Closed johannesulf closed 3 months ago
Nice work on putting together a minimal reproducer and identifying what I agree is a very sensible fix (including your idea to raise an error for unexpectedly negative numbers). Maybe something like OCCLIP = -1e-3
would catch all reasonable rounding errors, while also catching actual bugs. I have to do this sort of thing all the time lately since most JAX code is single precision, and this seems reasonable here as well.
Thanks for offering to lead the fix. I'm happy to review the PR so if you'd like a second pair of eyes on the code then just tag me when you push it up.
Credit goes to Kaustav Mitra for finding the bug and producing the minimal reproducer.
The following code creates an error. Note that all numbers matter. Different choices for model parameters likely won't produce the error.

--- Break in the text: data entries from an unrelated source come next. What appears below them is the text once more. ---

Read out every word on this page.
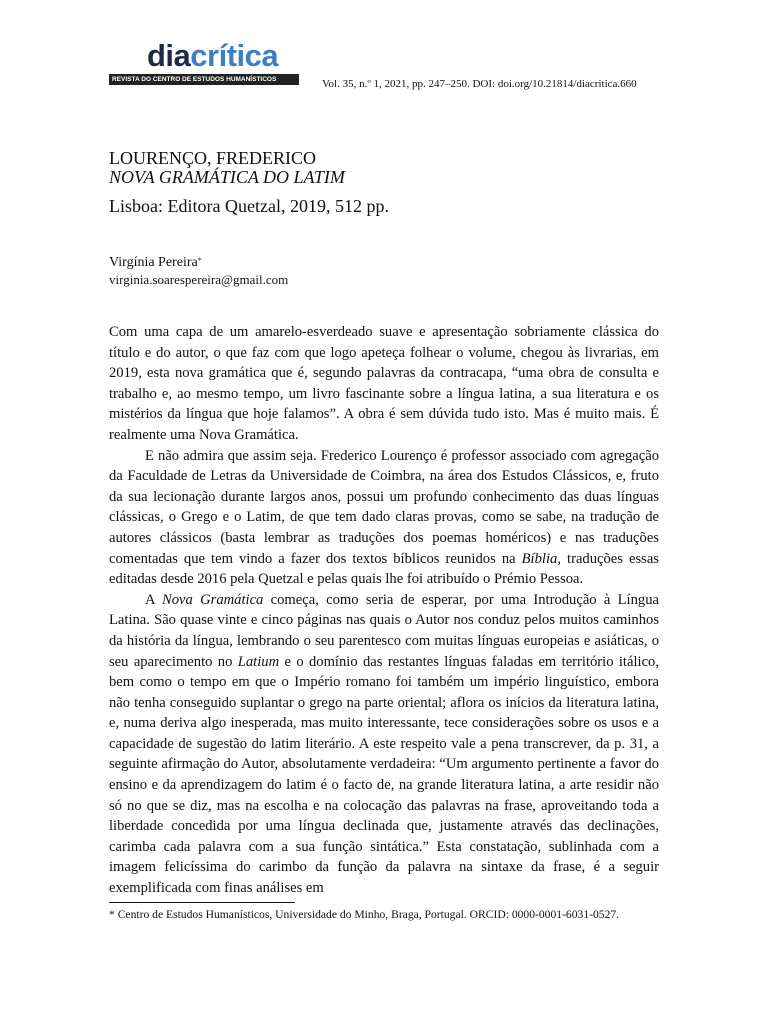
diacrítica
REVISTA DO CENTRO DE ESTUDOS HUMANÍSTICOS	Vol. 35, n.º 1, 2021, pp. 247–250. DOI: doi.org/10.21814/diacritica.660
LOURENÇO, FREDERICO
NOVA GRAMÁTICA DO LATIM
Lisboa: Editora Quetzal, 2019, 512 pp.
Virgínia Pereira*
virginia.soarespereira@gmail.com

Com uma capa de um amarelo-esverdeado suave e apresentação sobriamente clássica do título e do autor, o que faz com que logo apeteça folhear o volume, chegou às livrarias, em 2019, esta nova gramática que é, segundo palavras da contracapa, “uma obra de consulta e trabalho e, ao mesmo tempo, um livro fascinante sobre a língua latina, a sua literatura e os mistérios da língua que hoje falamos”. A obra é sem dúvida tudo isto. Mas é muito mais. É realmente uma Nova Gramática.

E não admira que assim seja. Frederico Lourenço é professor associado com agregação da Faculdade de Letras da Universidade de Coimbra, na área dos Estudos Clássicos, e, fruto da sua lecionação durante largos anos, possui um profundo conhecimento das duas línguas clássicas, o Grego e o Latim, de que tem dado claras provas, como se sabe, na tradução de autores clássicos (basta lembrar as traduções dos poemas homéricos) e nas traduções comentadas que tem vindo a fazer dos textos bíblicos reunidos na Bíblia, traduções essas editadas desde 2016 pela Quetzal e pelas quais lhe foi atribuído o Prémio Pessoa.

A Nova Gramática começa, como seria de esperar, por uma Introdução à Língua Latina. São quase vinte e cinco páginas nas quais o Autor nos conduz pelos muitos caminhos da história da língua, lembrando o seu parentesco com muitas línguas europeias e asiáticas, o seu aparecimento no Latium e o domínio das restantes línguas faladas em território itálico, bem como o tempo em que o Império romano foi também um império linguístico, embora não tenha conseguido suplantar o grego na parte oriental; aflora os inícios da literatura latina, e, numa deriva algo inesperada, mas muito interessante, tece considerações sobre os usos e a capacidade de sugestão do latim literário. A este respeito vale a pena transcrever, da p. 31, a seguinte afirmação do Autor, absolutamente verdadeira: “Um argumento pertinente a favor do ensino e da aprendizagem do latim é o facto de, na grande literatura latina, a arte residir não só no que se diz, mas na escolha e na colocação das palavras na frase, aproveitando toda a liberdade concedida por uma língua declinada que, justamente através das declinações, carimba cada palavra com a sua função sintática.” Esta constatação, sublinhada com a imagem felicíssima do carimbo da função da palavra na sintaxe da frase, é a seguir exemplificada com finas análises em

* Centro de Estudos Humanísticos, Universidade do Minho, Braga, Portugal. ORCID: 0000-0001-6031-0527.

The underlying reason seems to be that the Cacciatio09 satellite occupation model produces an extremely small negative mean expected occupation for some halos. This is likely due to some rounding error since the value is something like -3e-47. This negative expectation value than correctly creates an NaN when calling
pdtrik
here. However, in the same part of the code, this NaN is then explicitly converted into an in int which is -9223372036854775808. Ultimately, the expected galaxy table length is then negative, creating the crash.Here's a potential solution: Right before calling
pdtrik
to create draws from a Poisson distribution, we should check whether expectation values are negative. If so but they're effectively 0 to within some precision, we could force negative expectation values to be 0 exactly. If however, some values are negative beyond some reasonable value for numerical noise, the code should throw an error to alert the user that the model produced an unphysical occupation. @aphearin I can write this if you think that's a good solution.